To the astonishment of everyone, Day's defensive system worked again. 

"I don't think the Red Wings got more than 10 shots on goal a game," Meeker said. 

The Toronto Daily Star's Red Burnett explained it another way: "The Leafs regained their 'win complex.'"

Toronto swept the best-of-7 Final in four games and became the first team in NHL history to win the Stanley Cup three times in a row.

By contrast, the 1966-67 team endured different obstacles including a team rebellion against Imlach.
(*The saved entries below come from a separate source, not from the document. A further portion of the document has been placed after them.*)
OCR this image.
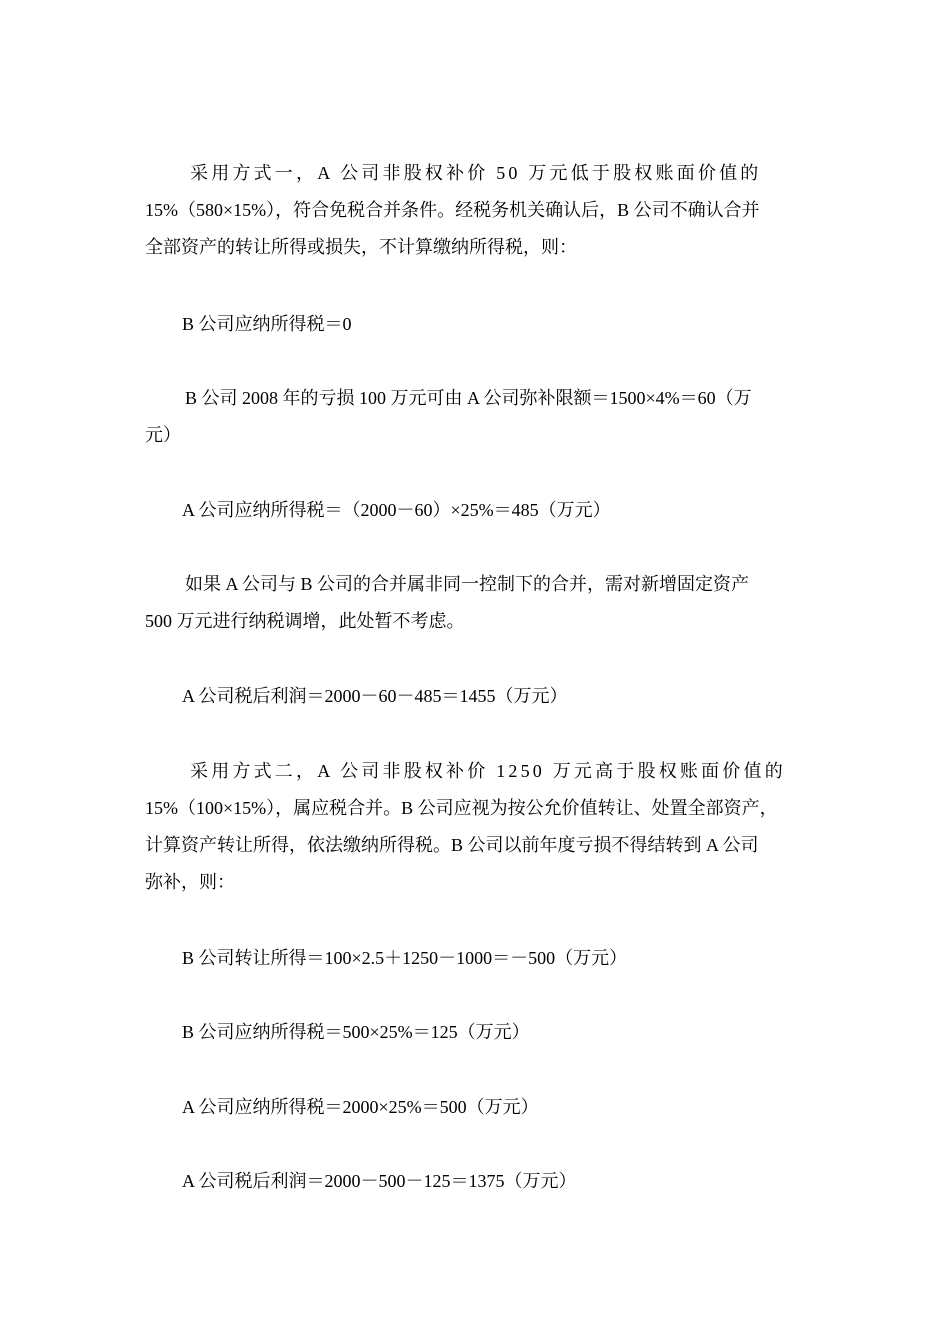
采用方式一，A 公司非股权补价 50 万元低于股权账面价值的
15%（580×15%），符合免税合并条件。经税务机关确认后，B 公司不确认合并
全部资产的转让所得或损失，不计算缴纳所得税，则：
B 公司应纳所得税＝0
B 公司 2008 年的亏损 100 万元可由 A 公司弥补限额＝1500×4%＝60（万
元）
A 公司应纳所得税＝（2000－60）×25%＝485（万元）
如果 A 公司与 B 公司的合并属非同一控制下的合并，需对新增固定资产
500 万元进行纳税调增，此处暂不考虑。
A 公司税后利润＝2000－60－485＝1455（万元）
采用方式二，A 公司非股权补价 1250 万元高于股权账面价值的
15%（100×15%），属应税合并。B 公司应视为按公允价值转让、处置全部资产，
计算资产转让所得，依法缴纳所得税。B 公司以前年度亏损不得结转到 A 公司
弥补，则：
B 公司转让所得＝100×2.5＋1250－1000＝－500（万元）
B 公司应纳所得税＝500×25%＝125（万元）
A 公司应纳所得税＝2000×25%＝500（万元）
A 公司税后利润＝2000－500－125＝1375（万元）
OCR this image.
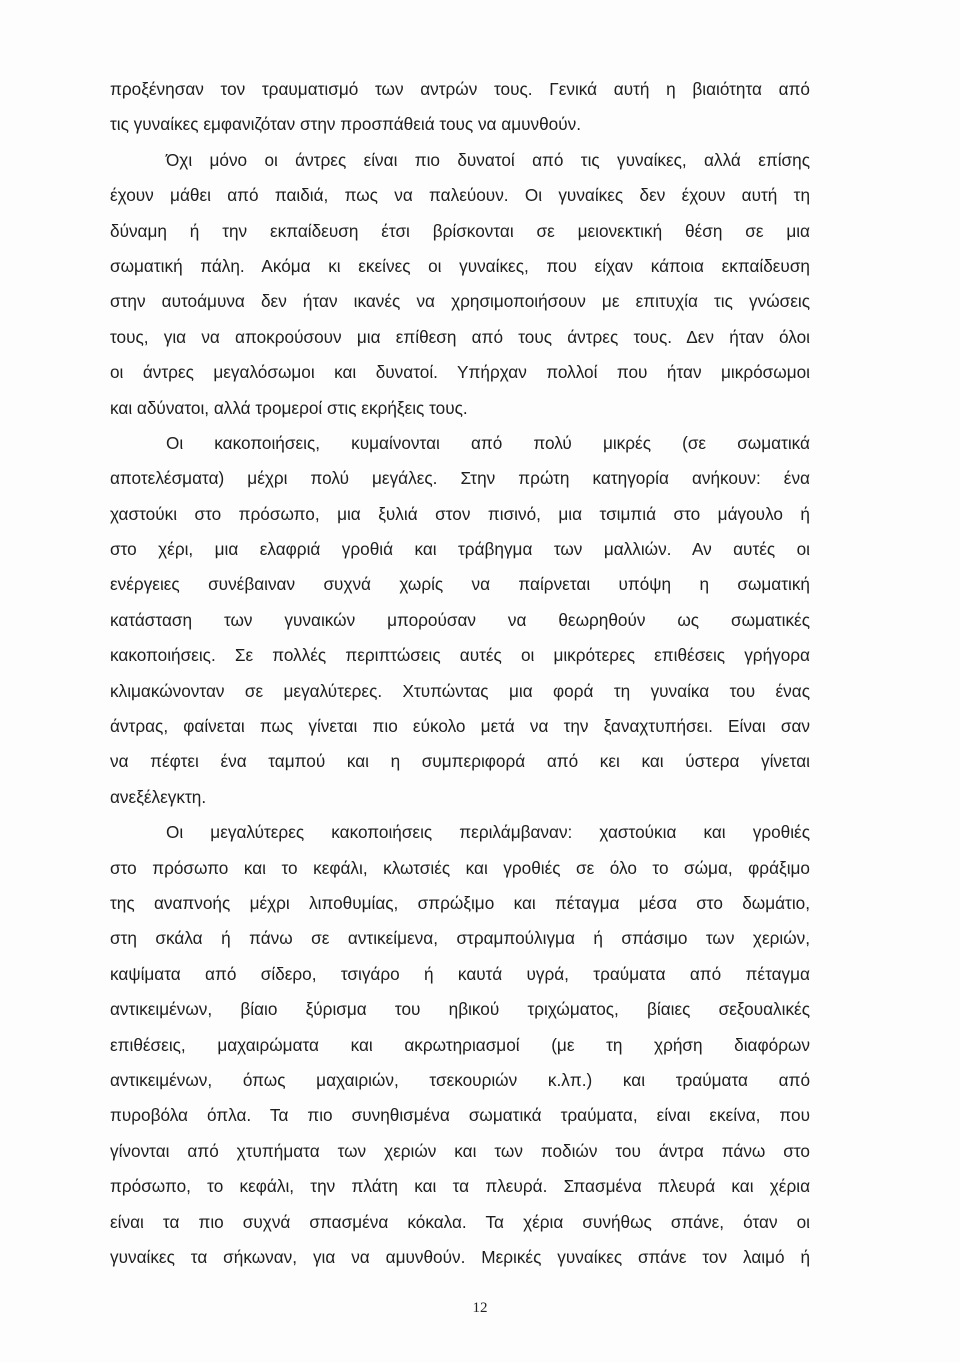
προξένησαν τον τραυματισμό των αντρών τους. Γενικά αυτή η βιαιότητα από
τις γυναίκες εμφανιζόταν στην προσπάθειά τους να αμυνθούν.
Όχι μόνο οι άντρες είναι πιο δυνατοί από τις γυναίκες, αλλά επίσης
έχουν μάθει από παιδιά, πως να παλεύουν. Οι γυναίκες δεν έχουν αυτή τη
δύναμη ή την εκπαίδευση έτσι βρίσκονται σε μειονεκτική θέση σε μια
σωματική πάλη. Ακόμα κι εκείνες οι γυναίκες, που είχαν κάποια εκπαίδευση
στην αυτοάμυνα δεν ήταν ικανές να χρησιμοποιήσουν με επιτυχία τις γνώσεις
τους, για να αποκρούσουν μια επίθεση από τους άντρες τους. Δεν ήταν όλοι
οι άντρες μεγαλόσωμοι και δυνατοί. Υπήρχαν πολλοί που ήταν μικρόσωμοι
και αδύνατοι, αλλά τρομεροί στις εκρήξεις τους.
Οι κακοποιήσεις, κυμαίνονται από πολύ μικρές (σε σωματικά
αποτελέσματα) μέχρι πολύ μεγάλες. Στην πρώτη κατηγορία ανήκουν: ένα
χαστούκι στο πρόσωπο, μια ξυλιά στον πισινό, μια τσιμπιά στο μάγουλο ή
στο χέρι, μια ελαφριά γροθιά και τράβηγμα των μαλλιών. Αν αυτές οι
ενέργειες συνέβαιναν συχνά χωρίς να παίρνεται υπόψη η σωματική
κατάσταση των γυναικών μπορούσαν να θεωρηθούν ως σωματικές
κακοποιήσεις. Σε πολλές περιπτώσεις αυτές οι μικρότερες επιθέσεις γρήγορα
κλιμακώνονταν σε μεγαλύτερες. Χτυπώντας μια φορά τη γυναίκα του ένας
άντρας, φαίνεται πως γίνεται πιο εύκολο μετά να την ξαναχτυπήσει. Είναι σαν
να πέφτει ένα ταμπού και η συμπεριφορά από κει και ύστερα γίνεται
ανεξέλεγκτη.
Οι μεγαλύτερες κακοποιήσεις περιλάμβαναν: χαστούκια και γροθιές
στο πρόσωπο και το κεφάλι, κλωτσιές και γροθιές σε όλο το σώμα, φράξιμο
της αναπνοής μέχρι λιποθυμίας, σπρώξιμο και πέταγμα μέσα στο δωμάτιο,
στη σκάλα ή πάνω σε αντικείμενα, στραμπούλιγμα ή σπάσιμο των χεριών,
καψίματα από σίδερο, τσιγάρο ή καυτά υγρά, τραύματα από πέταγμα
αντικειμένων, βίαιο ξύρισμα του ηβικού τριχώματος, βίαιες σεξουαλικές
επιθέσεις, μαχαιρώματα και ακρωτηριασμοί (με τη χρήση διαφόρων
αντικειμένων, όπως μαχαιριών, τσεκουριών κ.λπ.) και τραύματα από
πυροβόλα όπλα. Τα πιο συνηθισμένα σωματικά τραύματα, είναι εκείνα, που
γίνονται από χτυπήματα των χεριών και των ποδιών του άντρα πάνω στο
πρόσωπο, το κεφάλι, την πλάτη και τα πλευρά. Σπασμένα πλευρά και χέρια
είναι τα πιο συχνά σπασμένα κόκαλα. Τα χέρια συνήθως σπάνε, όταν οι
γυναίκες τα σήκωναν, για να αμυνθούν. Μερικές γυναίκες σπάνε τον λαιμό ή
12
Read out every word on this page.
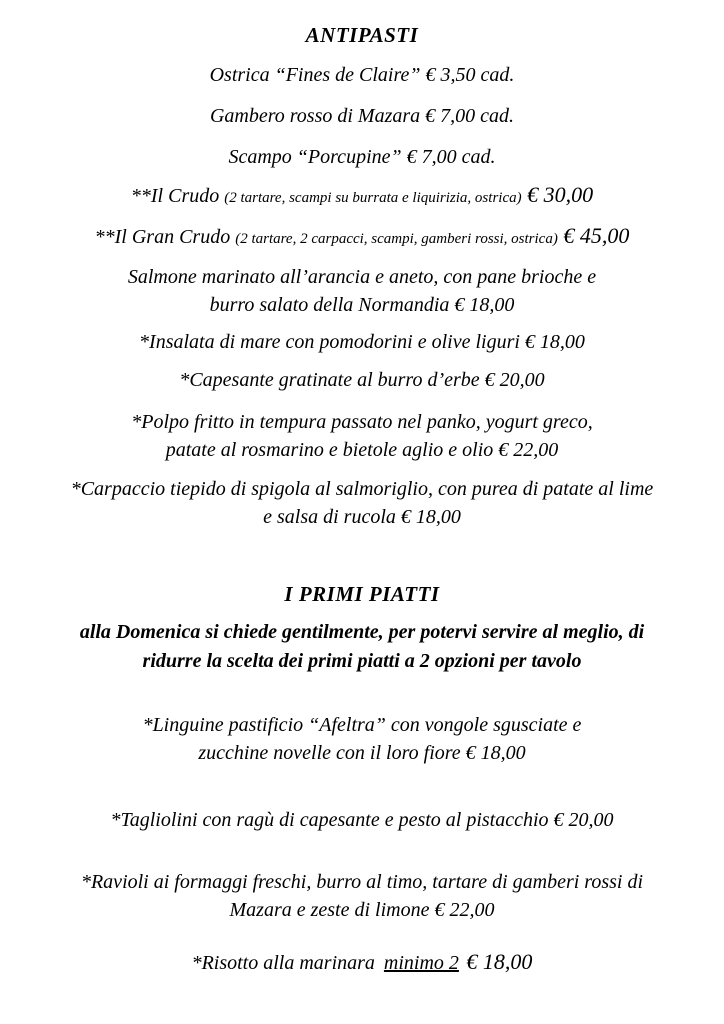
ANTIPASTI

Ostrica “Fines de Claire” € 3,50 cad.

Gambero rosso di Mazara € 7,00 cad.

Scampo “Porcupine” € 7,00 cad.

**Il Crudo (2 tartare, scampi su burrata e liquirizia, ostrica) € 30,00

**Il Gran Crudo (2 tartare, 2 carpacci, scampi, gamberi rossi, ostrica) € 45,00

Salmone marinato all’arancia e aneto, con pane brioche e
burro salato della Normandia € 18,00

*Insalata di mare con pomodorini e olive liguri € 18,00

*Capesante gratinate al burro d’erbe € 20,00

*Polpo fritto in tempura passato nel panko, yogurt greco,
patate al rosmarino e bietole aglio e olio € 22,00

*Carpaccio tiepido di spigola al salmoriglio, con purea di patate al lime
e salsa di rucola € 18,00

I PRIMI PIATTI

alla Domenica si chiede gentilmente, per potervi servire al meglio, di
ridurre la scelta dei primi piatti a 2 opzioni per tavolo

*Linguine pastificio “Afeltra” con vongole sgusciate e
zucchine novelle con il loro fiore € 18,00

*Tagliolini con ragù di capesante e pesto al pistacchio € 20,00

*Ravioli ai formaggi freschi, burro al timo, tartare di gamberi rossi di
Mazara e zeste di limone € 22,00

*Risotto alla marinara minimo 2 € 18,00
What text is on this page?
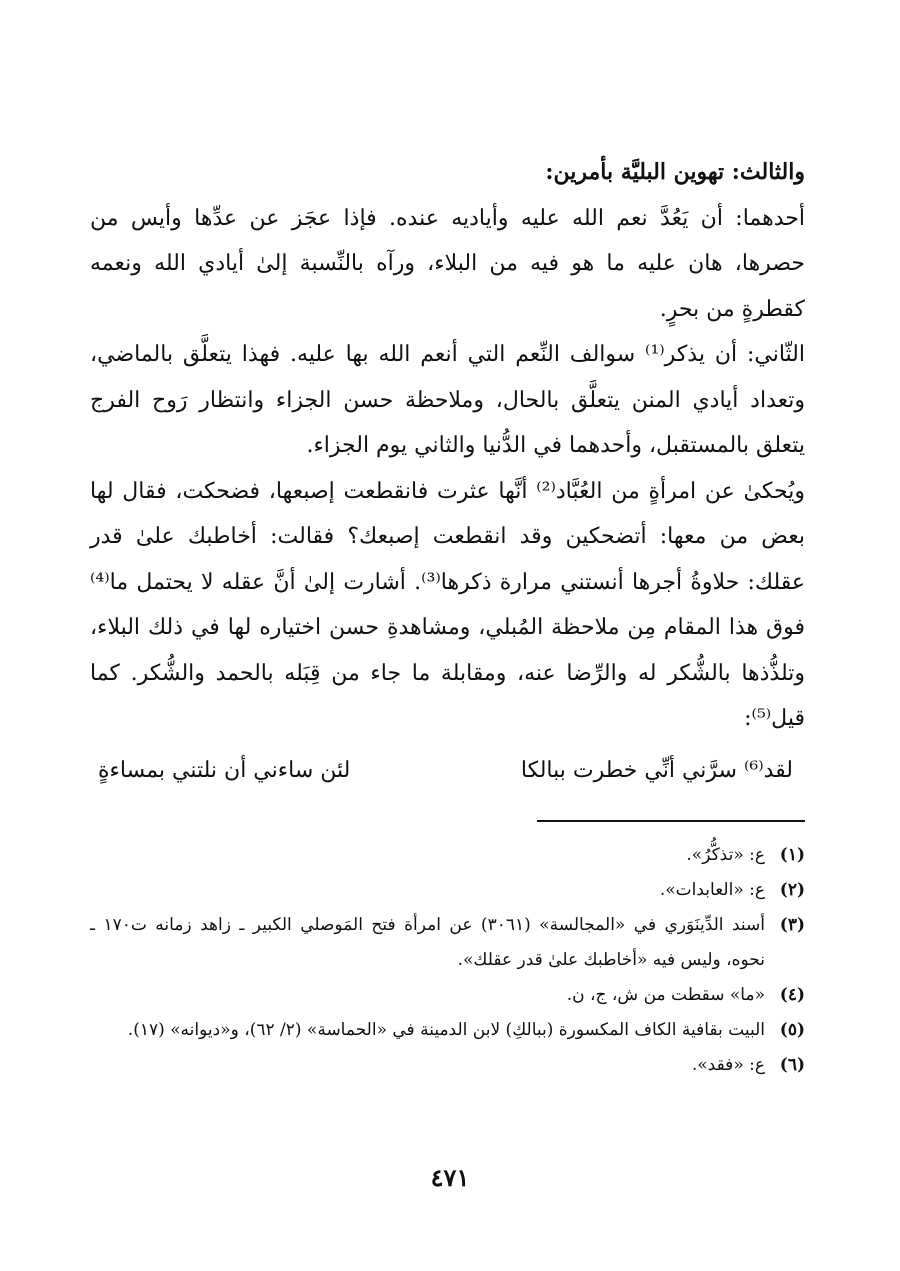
والثالث: تهوين البليَّة بأمرين:

أحدهما: أن يَعُدَّ نعم الله عليه وأياديه عنده. فإذا عجَز عن عدِّها وأيس من حصرها، هان عليه ما هو فيه من البلاء، ورآه بالنِّسبة إلىٰ أيادي الله ونعمه كقطرةٍ من بحرٍ.

الثّاني: أن يذكر⁽¹⁾ سوالف النِّعم التي أنعم الله بها عليه. فهذا يتعلَّق بالماضي، وتعداد أيادي المنن يتعلَّق بالحال، وملاحظة حسن الجزاء وانتظار رَوح الفرج يتعلق بالمستقبل، وأحدهما في الدُّنيا والثاني يوم الجزاء.

ويُحكىٰ عن امرأةٍ من العُبَّاد⁽²⁾ أنَّها عثرت فانقطعت إصبعها، فضحكت، فقال لها بعض من معها: أتضحكين وقد انقطعت إصبعك؟ فقالت: أخاطبك علىٰ قدر عقلك: حلاوةُ أجرها أنستني مرارة ذكرها⁽³⁾. أشارت إلىٰ أنَّ عقله لا يحتمل ما⁽⁴⁾ فوق هذا المقام مِن ملاحظة المُبلي، ومشاهدةِ حسن اختياره لها في ذلك البلاء، وتلذُّذها بالشُّكر له والرِّضا عنه، ومقابلة ما جاء من قِبَله بالحمد والشُّكر. كما قيل⁽⁵⁾:

لقد⁽⁶⁾ سرَّني أنِّي خطرت ببالكا
لئن ساءني أن نلتني بمساءةٍ
(١)
ع: «تذكُّرُ».
(٢)
ع: «العابدات».
(٣)
أسند الدِّينَوَري في «المجالسة» (٣٠٦١) عن امرأة فتح المَوصلي الكبير ـ زاهد زمانه ت١٧٠ ـ نحوه، وليس فيه «أخاطبك علىٰ قدر عقلك».
(٤)
«ما» سقطت من ش، ج، ن.
(٥)
البيت بقافية الكاف المكسورة (ببالكِ) لابن الدمينة في «الحماسة» (٢/ ٦٢)، و«ديوانه» (١٧).
(٦)
ع: «فقد».
٤٧١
That season was especially hard on forward Frank Mahovlich, its top player. "The Big M" missed a month of the season because of fatigue and depression.

"Imlach was constantly on Frank," wrote historian Eric Zweig in his. book "The Toronto Maple Leafs, The Complete Oral History." 

A 4-4 tie with the Black Hawks on Feb. 11 ended the Maple Leafs' 10-game skid. One week later, Imlach complained of chest pain and was hospitalized.

"All things considered. that should have been the coup de grace," defenseman Allan Stanley said. "Management didn't have an assistant to replace Punch, so they drafted old King Clancy, who had been on staff as Imlach's sidekick. It was a desperate move."

Clancy didn't think so. The Maple Leafs went 7-1 with two ties in their next 10 games.

" It was easy. I told every guy he'd get a chance to play, and I asked for a 100 percent effort," he recalled in his autobiography. "I wasn't afraid to make a mistake, and I gave a little pat on the back to the players who were down."

The Old Guy's sweet talk, distilled with Irish humor, provided the solution. 

"Clancy was the spark that led us back into contention." Stanley said.

After Imlach returned, the Maple Leafs (32-27, 11 ties) clinched a playoff berth, finishing two points behind the second-place Montreal Canadiens, and would face League-leading Chicago, which finished 19 points ahead of Toronto, in the opening round. The Maple Leafs eliminated the Black Hawks in the semifinals and defeated the Canadiens in six games for the Stanley Cup.

The victory ended the NHL's six-team epoch and was followed by the historic six-team expansion the following autumn. The question today is whether Panthers coach Paul Maurice has the deft touch that worked for Day and Imlach with the Maple Leafs.